La chambre de jugement a par conséquent conclu que M. Ahmad avait enfreint les art. 15, 20 et 25 du Code d’éthique en vigueur ainsi que l’art. 28 de l’édition 2018 et a prononcé à son encontre une interdiction de toute activité relative au football (administrative, sportive et autre) aux niveaux national et international pour une durée de cinq ans. Il devra en outre s’acquitter d’une amende s’élevant à CHF 200 000.
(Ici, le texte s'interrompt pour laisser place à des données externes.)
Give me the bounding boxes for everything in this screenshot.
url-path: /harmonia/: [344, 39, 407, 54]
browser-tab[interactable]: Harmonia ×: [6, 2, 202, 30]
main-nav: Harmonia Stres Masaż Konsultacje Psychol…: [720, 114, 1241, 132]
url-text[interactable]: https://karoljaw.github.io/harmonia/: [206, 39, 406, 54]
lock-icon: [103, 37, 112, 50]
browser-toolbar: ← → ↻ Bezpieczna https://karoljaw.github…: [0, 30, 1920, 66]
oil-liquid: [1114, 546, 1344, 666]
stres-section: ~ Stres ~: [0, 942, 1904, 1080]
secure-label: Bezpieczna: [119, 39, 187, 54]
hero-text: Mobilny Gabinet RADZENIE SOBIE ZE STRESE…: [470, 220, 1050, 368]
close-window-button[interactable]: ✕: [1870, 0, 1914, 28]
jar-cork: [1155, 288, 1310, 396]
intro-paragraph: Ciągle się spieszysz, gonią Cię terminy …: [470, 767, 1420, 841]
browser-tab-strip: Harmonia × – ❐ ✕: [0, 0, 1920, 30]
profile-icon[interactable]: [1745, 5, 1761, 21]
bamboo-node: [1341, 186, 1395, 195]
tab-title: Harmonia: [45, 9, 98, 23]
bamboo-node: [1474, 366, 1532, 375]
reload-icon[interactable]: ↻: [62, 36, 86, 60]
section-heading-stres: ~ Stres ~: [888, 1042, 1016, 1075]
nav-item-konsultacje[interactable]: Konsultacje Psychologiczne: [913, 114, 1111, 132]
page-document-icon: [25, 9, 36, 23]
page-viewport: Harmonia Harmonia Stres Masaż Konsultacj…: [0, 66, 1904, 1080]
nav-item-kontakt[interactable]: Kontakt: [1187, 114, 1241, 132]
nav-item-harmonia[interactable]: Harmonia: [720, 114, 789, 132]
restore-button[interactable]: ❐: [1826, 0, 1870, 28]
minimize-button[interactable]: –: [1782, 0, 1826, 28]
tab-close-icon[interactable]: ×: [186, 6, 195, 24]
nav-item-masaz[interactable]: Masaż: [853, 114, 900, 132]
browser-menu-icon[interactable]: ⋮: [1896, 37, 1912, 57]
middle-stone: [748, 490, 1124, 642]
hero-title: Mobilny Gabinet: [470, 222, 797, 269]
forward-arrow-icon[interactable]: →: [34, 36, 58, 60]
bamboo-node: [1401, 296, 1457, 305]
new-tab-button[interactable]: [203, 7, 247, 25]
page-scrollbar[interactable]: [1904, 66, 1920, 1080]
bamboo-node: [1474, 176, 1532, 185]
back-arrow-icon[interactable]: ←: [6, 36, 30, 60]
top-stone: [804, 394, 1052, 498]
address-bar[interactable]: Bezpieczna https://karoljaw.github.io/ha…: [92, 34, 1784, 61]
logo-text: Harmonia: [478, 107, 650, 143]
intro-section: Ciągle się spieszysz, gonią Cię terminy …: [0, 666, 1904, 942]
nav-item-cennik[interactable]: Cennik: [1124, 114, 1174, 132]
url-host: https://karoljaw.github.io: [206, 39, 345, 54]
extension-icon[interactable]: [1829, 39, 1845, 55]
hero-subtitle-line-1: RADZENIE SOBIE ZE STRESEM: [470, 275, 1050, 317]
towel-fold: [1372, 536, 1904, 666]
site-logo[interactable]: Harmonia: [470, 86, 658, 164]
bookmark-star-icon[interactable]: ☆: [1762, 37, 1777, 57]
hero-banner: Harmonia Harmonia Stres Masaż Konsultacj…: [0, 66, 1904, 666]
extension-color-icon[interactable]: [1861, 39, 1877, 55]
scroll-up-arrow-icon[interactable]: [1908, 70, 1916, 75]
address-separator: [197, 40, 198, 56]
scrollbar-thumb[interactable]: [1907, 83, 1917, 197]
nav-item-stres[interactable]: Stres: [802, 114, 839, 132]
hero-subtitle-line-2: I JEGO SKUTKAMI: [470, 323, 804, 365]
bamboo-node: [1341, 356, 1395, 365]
Augustin Senghor, président de la fédération sénégalaise de football (Fsf) et candidat à la succession de Ahmad Ahmad, semble avoir la voie balisée. Le doute de certains qui pensaient qu’il était le plan B de Ahmad Ahmad, en cas de disqualification, semble réel. Selon des sources, la candidature de Senghor n’émane pas de sa conviction personnelle, mais du président sortant de la CAF. Celui qui serait en quête d’un plan B évoqué préparait sa succession en cas d’une probable disqualification par la Commission d’éthique de la FIFA, acté ce lundi.

Atout ou obstacle ?

Selon wiwsport, Augustin Senghor est donc le candidat de la CAF et va donc représenter l’instance aux prochaines élections. Il se présente comme le candidat de la continuité et maintenir la stabilité du comité exécutif. D’autres présidents de fédérations sont aussi candidats. Il s’agit de l’Ivoirien Jacques Anouma, le milliardaire sud-africain Patrice Motsepe, et le Mauritanien Ahmed Yahya. Un atout, même si le sénégalais était conscient du danger qui guettait Ahmad Ahmad. D’ailleurs, lors de sa déclaration liminaire effectuée 16 novembre passé dans les locaux de la FSF, Me Senghor l’avait souligné :

« Je dois à la vérité dire que ces dernières années, malgré les toutes les clameurs et rumeurs colportées ici et là sur la gestion de la CAF, des avancées notables ont été réalisées »

Peut-on parler d’obstacle, à vous de juger ? La candidature est déposée en attendant l’aval officiel de Macky Sall.